Dataset Metadata (Tags)
  • dataset_samples: Number of training samples

  • dataset_features: Number of features

  • dataset_classes: Number of classes (or ‘regression’)

Optimization Results (Tags)
  • estimator_class: Name of the estimator being optimized

  • early_stopped: Whether optimization stopped early

  • stopped_at_generation: Generation where optimization stopped

  • total_evaluations: Total number of model evaluations

  • optimization_time_seconds: Total optimization time

5.1.2.2. Child Runs (Individual Evaluations)#

Each individual evaluation creates a nested child run:

  • Hyperparameters: All hyperparameter values for that individual

  • Fitness Metrics: Evaluation scores (accuracy, balanced_accuracy, etc.)

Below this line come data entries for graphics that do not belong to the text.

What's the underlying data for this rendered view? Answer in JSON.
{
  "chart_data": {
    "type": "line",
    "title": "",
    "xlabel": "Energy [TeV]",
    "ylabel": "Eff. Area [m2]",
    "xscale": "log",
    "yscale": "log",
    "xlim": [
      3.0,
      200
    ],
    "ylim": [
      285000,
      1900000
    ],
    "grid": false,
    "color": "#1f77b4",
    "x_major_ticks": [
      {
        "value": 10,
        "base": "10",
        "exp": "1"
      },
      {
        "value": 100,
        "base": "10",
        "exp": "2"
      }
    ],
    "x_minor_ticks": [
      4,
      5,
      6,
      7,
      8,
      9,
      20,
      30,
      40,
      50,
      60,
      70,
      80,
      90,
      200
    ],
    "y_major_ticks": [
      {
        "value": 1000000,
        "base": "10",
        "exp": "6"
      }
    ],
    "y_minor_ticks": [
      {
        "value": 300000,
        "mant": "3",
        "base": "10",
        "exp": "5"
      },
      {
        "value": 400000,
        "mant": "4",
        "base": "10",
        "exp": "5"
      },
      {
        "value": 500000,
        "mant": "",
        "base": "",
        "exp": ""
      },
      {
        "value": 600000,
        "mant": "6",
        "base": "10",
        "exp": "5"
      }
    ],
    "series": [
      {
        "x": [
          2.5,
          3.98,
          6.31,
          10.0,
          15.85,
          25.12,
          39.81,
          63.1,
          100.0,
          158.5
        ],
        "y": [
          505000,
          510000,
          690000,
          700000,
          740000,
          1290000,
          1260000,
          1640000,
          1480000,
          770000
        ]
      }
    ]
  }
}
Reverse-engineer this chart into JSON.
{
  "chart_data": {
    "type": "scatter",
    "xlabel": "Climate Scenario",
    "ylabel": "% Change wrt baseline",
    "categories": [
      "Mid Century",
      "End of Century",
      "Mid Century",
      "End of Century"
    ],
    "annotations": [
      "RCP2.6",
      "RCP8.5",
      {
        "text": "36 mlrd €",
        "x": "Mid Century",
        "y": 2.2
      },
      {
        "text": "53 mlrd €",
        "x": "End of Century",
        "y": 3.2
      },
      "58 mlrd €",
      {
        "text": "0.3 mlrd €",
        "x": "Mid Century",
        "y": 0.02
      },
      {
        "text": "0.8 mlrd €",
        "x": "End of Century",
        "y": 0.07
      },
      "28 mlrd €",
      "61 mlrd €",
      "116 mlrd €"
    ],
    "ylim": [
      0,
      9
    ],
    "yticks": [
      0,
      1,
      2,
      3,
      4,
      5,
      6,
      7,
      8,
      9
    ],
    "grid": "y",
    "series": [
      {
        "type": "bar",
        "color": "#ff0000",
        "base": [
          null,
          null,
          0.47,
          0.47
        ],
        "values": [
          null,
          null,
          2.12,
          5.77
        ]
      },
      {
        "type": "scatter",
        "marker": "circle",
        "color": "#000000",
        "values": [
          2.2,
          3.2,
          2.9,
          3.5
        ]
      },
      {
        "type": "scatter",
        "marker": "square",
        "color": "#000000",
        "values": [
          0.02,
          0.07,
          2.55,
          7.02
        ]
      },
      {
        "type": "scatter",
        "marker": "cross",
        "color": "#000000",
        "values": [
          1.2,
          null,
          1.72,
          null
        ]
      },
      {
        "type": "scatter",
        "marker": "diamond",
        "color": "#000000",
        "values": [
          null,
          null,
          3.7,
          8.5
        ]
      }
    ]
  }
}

  • Generation Info: Tags indicating which generation and individual index

5.1.3. Default Storage Location#

By default, MLflow stores runs locally in the ./mlruns/ directory:

./mlruns/
├── 0/                          # Default experiment
├── 1/                          # mloptimizer experiment
│   ├── meta.yaml
│   └── <run_id>/
│       ├── meta.yaml
│       ├── metrics/
│       │   ├── generation_best_fitness
│       │   ├── generation_avg_fitness
│       │   └── final_best_fitness
│       ├── params/
│       │   ├── population_size
│       │   ├── generations
│       │   └── ...
│       └── tags/
│           ├── estimator_class
│           ├── dataset_samples
│           └── ...

5.1.4. Custom Experiment Name#

You can specify a custom experiment name using the MLflow API before creating your GeneticSearch:

import mlflow
from mloptimizer.interfaces import GeneticSearch

# Set custom experiment name
mlflow.set_experiment("breast_cancer_optimization")

# Create GeneticSearch - will log to this experiment
opt = GeneticSearch(
    estimator_class=YourEstimator,
    hyperparam_space=space,
    use_mlflow=True
)

opt.fit(X, y)

5.1.5. Example with Early Stopping#

MLflow tracking captures early stopping information:

from mloptimizer.interfaces import GeneticSearch
from sklearn.ensemble import GradientBoostingClassifier

opt = GeneticSearch(
    estimator_class=GradientBoostingClassifier,
    hyperparam_space=space,
    cv=cv,
    scoring="balanced_accuracy",
    generations=20,
    population_size=30,
    early_stopping=True,  # Enable early stopping
    patience=5,
    min_delta=0.001,
    use_mlflow=True  # Track everything
)

opt.fit(X, y)

The MLflow run will include: - Tag indicating early stopping was enabled - Tag showing which generation optimization stopped at - Tag showing the reason (no improvement for N generations) - Final best fitness achieved

5.1.6. Disabling MLflow#

MLflow tracking is disabled by default. To explicitly disable it:

opt = GeneticSearch(
    estimator_class=YourEstimator,
    hyperparam_space=space,
    use_mlflow=False  # Disable MLflow (default)
)

When disabled, no MLflow data is logged, and the library works without requiring MLflow to be installed.

Note

MLflow tracking adds minimal overhead to optimization time. The benefits of comprehensive experiment tracking typically outweigh the small performance cost.

Tip

For quick experiments, use local MLflow storage. For production or team collaboration, configure a remote MLflow tracking server (see Remote MLflow Tracking).